GOSIEWSKI O BUNTOWNIKACH Zalewski podkreślił, że celem posłów którzy odeszli z PiS, nie jest rozłam. – To jest myślenie z lat 90., że paru polityków może się skrzyknąć i powołać partię – nie - stwierdził Zalewski. Jego zdaniem, to jest myślenie anachroniczne, rodem "z Sejmu I kadencji". Nie zamierzają też "wyciągać posłów z klubu", ale "rzetelnie realizować mandat poselski".
Obaj mają też nadzieję na współpracę z Ludwikiem Dornem, który pozostał w PiS. Zalewski zapewnił, że ma wielki szacunek dla Ludwika Dorna i jest przekonany, ten - w jego opinii - wybitny polityk będzie wciąż odgrywał dużą rolę. - Ludwik Dorn wciąż ma nadzieję na zmiany w partii - tłumaczył Zalewski.
"To może być koniec naszej kariery politycznej"
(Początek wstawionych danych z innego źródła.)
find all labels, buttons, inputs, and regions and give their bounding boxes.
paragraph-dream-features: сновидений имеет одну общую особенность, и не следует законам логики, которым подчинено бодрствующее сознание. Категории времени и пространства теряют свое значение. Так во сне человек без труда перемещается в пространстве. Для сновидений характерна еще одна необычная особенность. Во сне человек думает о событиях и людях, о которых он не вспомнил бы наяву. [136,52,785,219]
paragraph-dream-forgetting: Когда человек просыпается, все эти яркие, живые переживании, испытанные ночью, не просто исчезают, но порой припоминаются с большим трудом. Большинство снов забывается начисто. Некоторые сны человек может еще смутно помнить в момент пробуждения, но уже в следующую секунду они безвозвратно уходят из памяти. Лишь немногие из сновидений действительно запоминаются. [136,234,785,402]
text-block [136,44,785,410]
DORN ZOSTAJE W PIS Zalewski podkreślił, że ma świadomość, iż występowanie z pozycji wiceprezesa daje więcej szans na zaistnienie publiczne. - Ale naszym celem nie było utrzymanie się przy stanowiskach, tylko działanie dla dobra kraju - wyjaśnił. - Decyzję tę podjęliśmy z pełną świadomością, że to może być końcem naszej kariery politycznej, ale nie możemy akceptować takiego stanu rzeczy – tłumaczył. Jak dodał, w tej sytuacji "wybranie oportunizmu byłoby sprzeczne z poczuciem honoru".
W sprawie deklaracji, jakie podpisywali posłowie PiS, dotyczących zrzeczenia się mandatu w przypadku opuszczenia partii, Zalewski powiedział: - Tego typu zobowiązania nie dotyczą ludzi zawieszonych w prawach członków partii - powiedział Zalewski.